Afterwards, we know oddnext[i], the index where i jumps to if this is an odd numbered jump. Similarly, we know evennext[i]. We can use this information to quickly build out all reachable states using dynamic programming.
[3]:
class Solution1(object):
"""
Time: O(NLogN), where N is the length of A
Space: O(N)
"""
def oddEvenJumps(self, A):
"""
:type A: List[int]
:rtype: int
"""
N = len(A)
def make(B):
ans = [None] * N
stack = [] # invariant: stack is decreasing
for i in B:
while stack and i > stack[-1]:
ans[stack.pop()] = i
stack.append(i)
return ans
B = sorted(range(N), key = lambda i: A[i])
oddnext = make(B)
B.sort(key = lambda i: -A[i])
evennext = make(B)
odd = [False] * N
even = [False] * N
odd[N-1] = even[N-1] = True
for i in range(N-2, -1, -1):
if oddnext[i] is not None:
odd[i] = even[oddnext[i]]
if evennext[i] is not None:
even[i] = odd[evennext[i]]
return sum(odd)
[4]:
s = Solution1()
A = [10,13,12,14,15]
assert s.oddEvenJumps(A) == 2
A = [2,3,1,1,4]
assert s.oddEvenJumps(A) == 3
A = [5,1,3,4,2]
assert s.oddEvenJumps(A) == 3
2. Monotonic Stack [O(NLogN), O(N)]¶
[5]:
class Solution1(object):
"""
Time: O(NLogN)
Space: O(N)
"""
def oddEvenJumps(self, A):
"""
:type A: List[int]
:rtype: int
"""
def findNext(idx):
result = [None]*len(idx)
stack = []
for i in idx:
while stack and stack[-1] < i:
result[stack.pop()] = i
stack.append(i)
return result
idx = sorted(range(len(A)), key = lambda i: A[i])
next_higher = findNext(idx)
idx.sort(key = lambda i: -A[i])
next_lower = findNext(idx)
odd, even = [False]*len(A), [False]*len(A)
odd[-1], even[-1] = True, True
for i in reversed(range(len(A)-1)):
if next_higher[i]:
odd[i] = even[next_higher[i]]
if next_lower[i]:
even[i] = odd[next_lower[i]]
return sum(odd)
[6]:
s = Solution1()
A = [10,13,12,14,15]
assert s.oddEvenJumps(A) == 2
A = [2,3,1,1,4]
assert s.oddEvenJumps(A) == 3
A = [5,1,3,4,2]
assert s.oddEvenJumps(A) == 3
3. Tree Map¶
Intuition
As in Approach 1, the problem reduces to solving this question: for some index i during an odd numbered jump, what index do we jump to (if any)?
Algorithm
We can use a TreeMap, which is an excellent structure for maintaining sorted data. Our map vals will map values v = A[i] to indices i.

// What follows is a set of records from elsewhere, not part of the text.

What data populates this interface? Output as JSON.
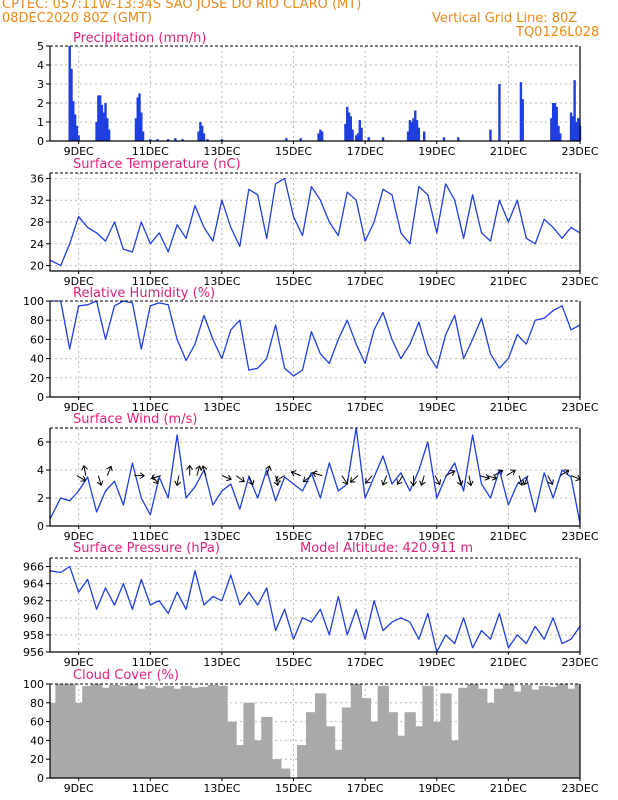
{
  "header": {
    "line1": "CPTEC:   057:11W-13:34S   SAO JOSE DO RIO CLARO (MT)",
    "line2": "08DEC2020 80Z (GMT)",
    "grid_note": "Vertical Grid Line: 80Z",
    "code": "TQ0126L028"
  },
  "colors": {
    "header": "#e88a1a",
    "title": "#e0207a",
    "series": "#1f3fe0",
    "grid": "#b9b9b9",
    "cloud": "#a9a9a9"
  },
  "x_axis": {
    "start_day": 8.2,
    "end_day": 23.0,
    "ticks": [
      {
        "day": 9,
        "label": "9DEC"
      },
      {
        "day": 11,
        "label": "11DEC"
      },
      {
        "day": 13,
        "label": "13DEC"
      },
      {
        "day": 15,
        "label": "15DEC"
      },
      {
        "day": 17,
        "label": "17DEC"
      },
      {
        "day": 19,
        "label": "19DEC"
      },
      {
        "day": 21,
        "label": "21DEC"
      },
      {
        "day": 23,
        "label": "23DEC"
      }
    ]
  },
  "chart_data": [
    {
      "type": "bar",
      "title": "Precipitation (mm/h)",
      "ylim": [
        0,
        5
      ],
      "yticks": [
        0,
        1,
        2,
        3,
        4,
        5
      ],
      "x": [
        8.75,
        8.8,
        8.85,
        8.9,
        8.95,
        9.0,
        9.5,
        9.55,
        9.6,
        9.65,
        9.7,
        9.75,
        9.8,
        9.85,
        10.6,
        10.65,
        10.7,
        10.75,
        10.8,
        11.0,
        11.2,
        11.5,
        11.7,
        11.9,
        12.35,
        12.4,
        12.45,
        12.5,
        12.6,
        13.0,
        14.8,
        15.2,
        15.7,
        15.75,
        15.8,
        16.45,
        16.5,
        16.55,
        16.6,
        16.65,
        16.75,
        16.8,
        16.85,
        16.9,
        17.1,
        17.5,
        18.2,
        18.25,
        18.3,
        18.35,
        18.4,
        18.45,
        18.5,
        18.65,
        19.2,
        19.6,
        20.5,
        20.75,
        21.35,
        21.4,
        22.2,
        22.25,
        22.3,
        22.35,
        22.4,
        22.45,
        22.75,
        22.8,
        22.85,
        22.9,
        22.95,
        23.0
      ],
      "values": [
        5.0,
        3.8,
        2.1,
        1.4,
        0.8,
        0.3,
        1.0,
        2.4,
        2.4,
        1.9,
        1.5,
        2.0,
        1.2,
        0.6,
        1.2,
        2.3,
        2.5,
        1.5,
        0.5,
        0.1,
        0.1,
        0.1,
        0.15,
        0.1,
        0.5,
        1.0,
        0.8,
        0.4,
        0.1,
        0.1,
        0.15,
        0.15,
        0.4,
        0.6,
        0.5,
        0.9,
        1.8,
        1.5,
        1.3,
        0.6,
        0.3,
        0.4,
        1.1,
        0.7,
        0.2,
        0.2,
        0.5,
        1.1,
        1.0,
        1.2,
        1.6,
        1.1,
        0.7,
        0.5,
        0.2,
        0.2,
        0.6,
        3.0,
        3.1,
        2.2,
        1.2,
        2.0,
        2.0,
        1.8,
        0.8,
        0.4,
        1.5,
        1.3,
        3.2,
        1.0,
        1.2,
        0.8
      ]
    },
    {
      "type": "line",
      "title": "Surface Temperature (nC)",
      "ylim": [
        19,
        37
      ],
      "yticks": [
        20,
        24,
        28,
        32,
        36
      ],
      "x": [
        8.2,
        8.5,
        8.75,
        9.0,
        9.25,
        9.5,
        9.75,
        10.0,
        10.25,
        10.5,
        10.75,
        11.0,
        11.25,
        11.5,
        11.75,
        12.0,
        12.25,
        12.5,
        12.75,
        13.0,
        13.25,
        13.5,
        13.75,
        14.0,
        14.25,
        14.5,
        14.75,
        15.0,
        15.25,
        15.5,
        15.75,
        16.0,
        16.25,
        16.5,
        16.75,
        17.0,
        17.25,
        17.5,
        17.75,
        18.0,
        18.25,
        18.5,
        18.75,
        19.0,
        19.25,
        19.5,
        19.75,
        20.0,
        20.25,
        20.5,
        20.75,
        21.0,
        21.25,
        21.5,
        21.75,
        22.0,
        22.25,
        22.5,
        22.75,
        23.0
      ],
      "values": [
        21,
        20,
        24,
        29,
        27,
        26,
        24.5,
        28,
        23,
        22.5,
        28,
        24,
        26,
        22.5,
        27.5,
        25,
        31,
        27,
        24.5,
        32,
        27,
        23.5,
        34,
        33,
        25,
        35,
        36,
        29,
        25.5,
        34.5,
        32,
        28,
        25.5,
        33.5,
        32,
        24.5,
        28,
        34,
        33,
        26,
        24,
        34.5,
        33,
        26,
        35,
        32,
        25,
        33,
        26,
        24.5,
        32,
        28,
        32,
        25,
        24,
        28.5,
        27,
        25,
        27,
        26
      ]
    },
    {
      "type": "line",
      "title": "Relative Humidity (%)",
      "ylim": [
        0,
        100
      ],
      "yticks": [
        0,
        20,
        40,
        60,
        80,
        100
      ],
      "x": [
        8.2,
        8.5,
        8.75,
        9.0,
        9.25,
        9.5,
        9.75,
        10.0,
        10.25,
        10.5,
        10.75,
        11.0,
        11.25,
        11.5,
        11.75,
        12.0,
        12.25,
        12.5,
        12.75,
        13.0,
        13.25,
        13.5,
        13.75,
        14.0,
        14.25,
        14.5,
        14.75,
        15.0,
        15.25,
        15.5,
        15.75,
        16.0,
        16.25,
        16.5,
        16.75,
        17.0,
        17.25,
        17.5,
        17.75,
        18.0,
        18.25,
        18.5,
        18.75,
        19.0,
        19.25,
        19.5,
        19.75,
        20.0,
        20.25,
        20.5,
        20.75,
        21.0,
        21.25,
        21.5,
        21.75,
        22.0,
        22.25,
        22.5,
        22.75,
        23.0
      ],
      "values": [
        100,
        100,
        50,
        95,
        96,
        100,
        60,
        95,
        100,
        98,
        50,
        95,
        98,
        96,
        60,
        38,
        55,
        85,
        60,
        40,
        70,
        80,
        28,
        30,
        40,
        75,
        30,
        22,
        28,
        68,
        45,
        35,
        60,
        80,
        55,
        35,
        70,
        88,
        60,
        40,
        55,
        78,
        45,
        30,
        65,
        85,
        40,
        60,
        82,
        45,
        30,
        40,
        65,
        55,
        80,
        82,
        90,
        95,
        70,
        75
      ]
    },
    {
      "type": "line",
      "title": "Surface Wind (m/s)",
      "ylim": [
        0,
        7
      ],
      "yticks": [
        0,
        2,
        4,
        6
      ],
      "x": [
        8.2,
        8.5,
        8.75,
        9.0,
        9.25,
        9.5,
        9.75,
        10.0,
        10.25,
        10.5,
        10.75,
        11.0,
        11.25,
        11.5,
        11.75,
        12.0,
        12.25,
        12.5,
        12.75,
        13.0,
        13.25,
        13.5,
        13.75,
        14.0,
        14.25,
        14.5,
        14.75,
        15.0,
        15.25,
        15.5,
        15.75,
        16.0,
        16.25,
        16.5,
        16.75,
        17.0,
        17.25,
        17.5,
        17.75,
        18.0,
        18.25,
        18.5,
        18.75,
        19.0,
        19.25,
        19.5,
        19.75,
        20.0,
        20.25,
        20.5,
        20.75,
        21.0,
        21.25,
        21.5,
        21.75,
        22.0,
        22.25,
        22.5,
        22.75,
        23.0
      ],
      "values": [
        0.5,
        2.0,
        1.8,
        2.5,
        3.5,
        1.0,
        2.5,
        3.2,
        1.5,
        4.5,
        2.0,
        0.8,
        3.5,
        2.0,
        6.5,
        2.0,
        2.8,
        4.0,
        1.5,
        2.5,
        3.0,
        1.2,
        3.5,
        2.0,
        4.0,
        1.8,
        3.5,
        3.0,
        2.5,
        3.8,
        2.0,
        4.5,
        2.5,
        3.0,
        7.0,
        2.0,
        3.5,
        5.0,
        3.0,
        3.8,
        2.5,
        4.0,
        6.0,
        2.0,
        3.5,
        4.5,
        2.5,
        6.5,
        3.0,
        2.0,
        4.0,
        1.5,
        3.0,
        3.5,
        1.0,
        3.8,
        2.0,
        4.0,
        3.5,
        0.2
      ],
      "arrows": [
        {
          "day": 8.95,
          "dx": 1,
          "dy": 0.6
        },
        {
          "day": 9.2,
          "dx": -0.2,
          "dy": -1
        },
        {
          "day": 9.55,
          "dx": 0.3,
          "dy": 1
        },
        {
          "day": 9.8,
          "dx": 0.4,
          "dy": -1
        },
        {
          "day": 10.55,
          "dx": 1,
          "dy": 0
        },
        {
          "day": 11.05,
          "dx": 0.6,
          "dy": 0.8
        },
        {
          "day": 11.3,
          "dx": -1,
          "dy": 0.3
        },
        {
          "day": 11.8,
          "dx": -0.2,
          "dy": 1
        },
        {
          "day": 12.1,
          "dx": 0,
          "dy": -1
        },
        {
          "day": 12.3,
          "dx": 0.3,
          "dy": -1
        },
        {
          "day": 12.55,
          "dx": -0.3,
          "dy": -1
        },
        {
          "day": 13.0,
          "dx": 1,
          "dy": 0.4
        },
        {
          "day": 13.4,
          "dx": 0.8,
          "dy": 0.6
        },
        {
          "day": 13.75,
          "dx": 0.4,
          "dy": 0.9
        },
        {
          "day": 14.25,
          "dx": 0.3,
          "dy": -1
        },
        {
          "day": 14.5,
          "dx": 0.2,
          "dy": 0.9
        },
        {
          "day": 14.75,
          "dx": -1,
          "dy": 0.6
        },
        {
          "day": 15.2,
          "dx": -1,
          "dy": -0.4
        },
        {
          "day": 15.5,
          "dx": -0.8,
          "dy": 0.6
        },
        {
          "day": 15.8,
          "dx": -1,
          "dy": -0.3
        },
        {
          "day": 16.35,
          "dx": 0.6,
          "dy": 0.9
        },
        {
          "day": 16.8,
          "dx": -0.8,
          "dy": 0.7
        },
        {
          "day": 17.2,
          "dx": -0.8,
          "dy": 0.9
        },
        {
          "day": 17.6,
          "dx": -0.4,
          "dy": 1
        },
        {
          "day": 18.05,
          "dx": -0.6,
          "dy": 1
        },
        {
          "day": 18.35,
          "dx": 0,
          "dy": 1
        },
        {
          "day": 18.65,
          "dx": -0.3,
          "dy": 1
        },
        {
          "day": 18.95,
          "dx": 0.5,
          "dy": 0.9
        },
        {
          "day": 19.25,
          "dx": 0.8,
          "dy": -0.4
        },
        {
          "day": 19.6,
          "dx": 0.3,
          "dy": 1
        },
        {
          "day": 19.9,
          "dx": 0.2,
          "dy": 1
        },
        {
          "day": 20.2,
          "dx": 1,
          "dy": 0.3
        },
        {
          "day": 20.4,
          "dx": 1,
          "dy": 0.3
        },
        {
          "day": 20.6,
          "dx": 1,
          "dy": -0.6
        },
        {
          "day": 20.95,
          "dx": 0.8,
          "dy": -0.5
        },
        {
          "day": 21.3,
          "dx": 0.3,
          "dy": 1
        },
        {
          "day": 21.55,
          "dx": -0.4,
          "dy": 0.9
        },
        {
          "day": 22.1,
          "dx": 0.5,
          "dy": 0.9
        },
        {
          "day": 22.45,
          "dx": 0.8,
          "dy": -0.5
        },
        {
          "day": 22.75,
          "dx": 1,
          "dy": 0.4
        }
      ]
    },
    {
      "type": "line",
      "title": "Surface Pressure (hPa)",
      "annotation": "Model Altitude: 420.911  m",
      "ylim": [
        956,
        967
      ],
      "yticks": [
        956,
        958,
        960,
        962,
        964,
        966
      ],
      "x": [
        8.2,
        8.5,
        8.75,
        9.0,
        9.25,
        9.5,
        9.75,
        10.0,
        10.25,
        10.5,
        10.75,
        11.0,
        11.25,
        11.5,
        11.75,
        12.0,
        12.25,
        12.5,
        12.75,
        13.0,
        13.25,
        13.5,
        13.75,
        14.0,
        14.25,
        14.5,
        14.75,
        15.0,
        15.25,
        15.5,
        15.75,
        16.0,
        16.25,
        16.5,
        16.75,
        17.0,
        17.25,
        17.5,
        17.75,
        18.0,
        18.25,
        18.5,
        18.75,
        19.0,
        19.25,
        19.5,
        19.75,
        20.0,
        20.25,
        20.5,
        20.75,
        21.0,
        21.25,
        21.5,
        21.75,
        22.0,
        22.25,
        22.5,
        22.75,
        23.0
      ],
      "values": [
        965.5,
        965.3,
        966.0,
        963.0,
        964.5,
        961.0,
        963.5,
        961.5,
        964.0,
        961.0,
        964.5,
        961.5,
        962.0,
        960.5,
        963.0,
        961.0,
        965.5,
        961.5,
        962.5,
        962.0,
        965.0,
        961.5,
        963.0,
        961.5,
        963.5,
        958.5,
        961.0,
        957.5,
        960.0,
        959.5,
        961.0,
        958.0,
        962.5,
        958.0,
        961.0,
        957.5,
        962.0,
        958.5,
        959.5,
        960.0,
        959.5,
        957.5,
        960.5,
        956.0,
        958.0,
        957.0,
        960.0,
        956.5,
        958.5,
        957.5,
        960.5,
        956.5,
        958.0,
        957.0,
        959.0,
        957.5,
        960.0,
        957.0,
        957.5,
        959.0
      ]
    },
    {
      "type": "area",
      "title": "Cloud Cover (%)",
      "ylim": [
        0,
        100
      ],
      "yticks": [
        0,
        20,
        40,
        60,
        80,
        100
      ],
      "x": [
        8.2,
        8.5,
        8.75,
        9.0,
        9.25,
        9.5,
        9.75,
        10.0,
        10.25,
        10.5,
        10.75,
        11.0,
        11.25,
        11.5,
        11.75,
        12.0,
        12.25,
        12.5,
        12.75,
        13.0,
        13.25,
        13.5,
        13.75,
        14.0,
        14.25,
        14.5,
        14.75,
        15.0,
        15.25,
        15.5,
        15.75,
        16.0,
        16.25,
        16.5,
        16.75,
        17.0,
        17.25,
        17.5,
        17.75,
        18.0,
        18.25,
        18.5,
        18.75,
        19.0,
        19.25,
        19.5,
        19.75,
        20.0,
        20.25,
        20.5,
        20.75,
        21.0,
        21.25,
        21.5,
        21.75,
        22.0,
        22.25,
        22.5,
        22.75,
        23.0
      ],
      "values": [
        80,
        100,
        100,
        80,
        98,
        100,
        96,
        99,
        98,
        100,
        95,
        98,
        96,
        98,
        95,
        98,
        96,
        97,
        99,
        98,
        60,
        35,
        80,
        40,
        65,
        20,
        10,
        0,
        35,
        70,
        90,
        55,
        30,
        75,
        100,
        85,
        60,
        98,
        70,
        45,
        70,
        55,
        98,
        60,
        90,
        40,
        96,
        100,
        95,
        80,
        95,
        100,
        92,
        99,
        94,
        98,
        97,
        100,
        95,
        100
      ]
    }
  ]
}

Iterating from i = N-2 to i = 0, we have some value v = A[i] and we want to know what the next largest or next smallest value is. The TreeMap.lowerKey and TreeMap.higherKey functions do this for us.
With this in mind, the rest of the solution is straightforward: we use dynamic programming to maintain odd[i] and even[i]: whether the state of being at index i on an odd or even numbered jump is possible to reach.